突然ですが、東北牧場では3月20日をもって、有機JASの認定事業者をやめました。簡単にいえば、今後ワタシたちが出荷する野菜には「有機JASシール」が付かなくなります。あ、もちろん生産方法は従来どおりですので、どうぞご安心くださいませ!

「信頼の証」と言われる有機JASマークですが・・・
今までワタシたちは「有機JAS」を前面に出して野菜を販売してきましたが、実はこの一年ほどずっと悩んでいました。やめた理由は色々あるのですが、一言でいえば「有機JASを続ける意義が感じられなくなった」ということでしょうか。ワタシたちが有機JASをやめたことによって、農林水産省をはじめ頭のカターイ役人さん達の考え方に、一石を投じられればと思います。
具体的な理由は以下のとおりです。
■理由1:ワタシたちは農薬や化学肥料を「一切使ってない」のに、有機JASのせいで「使っている」と思われてしまうのは耐えられない・・・
有機JASは「安全の証」といいますが、実は決められた農薬の使用を認めています。最近は消費者さんの意識も高まり、このことを知っているお客様も多くなりました。「有機JASをとっているということは、東北牧場さんは農薬使ってるんですね?」と質問されるたび、ドドーンと落ち込んでいたワケです。ワタシたちの野菜が100%安全だということを証明するために、有機JASが障害になってしまうという皮肉な状況になってしまったのです。

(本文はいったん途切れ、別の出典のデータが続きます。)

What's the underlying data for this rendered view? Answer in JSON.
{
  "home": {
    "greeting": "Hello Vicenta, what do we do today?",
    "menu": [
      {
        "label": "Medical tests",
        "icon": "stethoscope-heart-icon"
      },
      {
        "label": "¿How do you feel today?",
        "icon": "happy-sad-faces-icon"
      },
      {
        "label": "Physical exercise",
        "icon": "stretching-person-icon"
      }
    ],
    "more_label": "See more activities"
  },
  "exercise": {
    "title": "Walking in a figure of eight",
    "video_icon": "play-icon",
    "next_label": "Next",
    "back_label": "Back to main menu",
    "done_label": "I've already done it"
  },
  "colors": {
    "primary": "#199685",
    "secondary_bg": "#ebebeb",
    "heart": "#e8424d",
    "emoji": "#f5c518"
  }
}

■理由2:記録作業の負担が大きすぎ!このままじゃ鍬(くわ)持ってる時間より、ペン持ってる時間の方が長くなってしまう・・・
年間100種類以上もの野菜を作り、ほとんど毎日収穫出荷しているワタシたちにとって、記録作業は膨大で非常に複雑。農薬や化学肥料を使っているのなら記録の必要もあるだろうけど、一切使ってないのに何で???もっと単純明快でいいんじゃない?しかも今年はもっと細かく記録するよう指導を受ける始末。そんなのムリ。ワタシたちは独自の基準で記録を作り、トレーサビリティ(栽培履歴の管理)に対応できる必要最低限の記録管理をし、空いた時間とエネルギーをより良い野菜作りのために費やすことにしました。もちろんお客様の求めに応じて、情報開示もします。

■理由3:検査する側の登録認定機関に問題があり過ぎ
偽装表示が後を絶たない有機JAS。これは生産者の不勉強のせいもあるけど、何より検査する側の問題が大きいから。認定基準の厳しさも検査する機関によってバラバラ。数年前に視察に行ったある某大手生産者さんは、煙草の吸殻が落ちている畑で野菜を収穫し、有機JASマークをペタッと付けて出荷していました。ワタシたちの検査を担当していたおっかなーい検査官だったら、一発で認定取り消しのハズ。こんな不公平ってないですよね。
■安全性はこれからも変わりません。美味しさは・・・もっと美味しくなるハズです!
有機JASをやめたことが、今後どんな影響をもたらすのか正直とても不安です。離れてしまうお客様もいるかもしれません。ですがワタシたちは引き続き、最高に安全で、最高に美味しい野菜をお届けしていきます。「有機JASをやめたら、野菜がますます美味しくなった!」と言われるようガンバッテまいりますので、今後ともご愛顧くださいますようお願いいたします。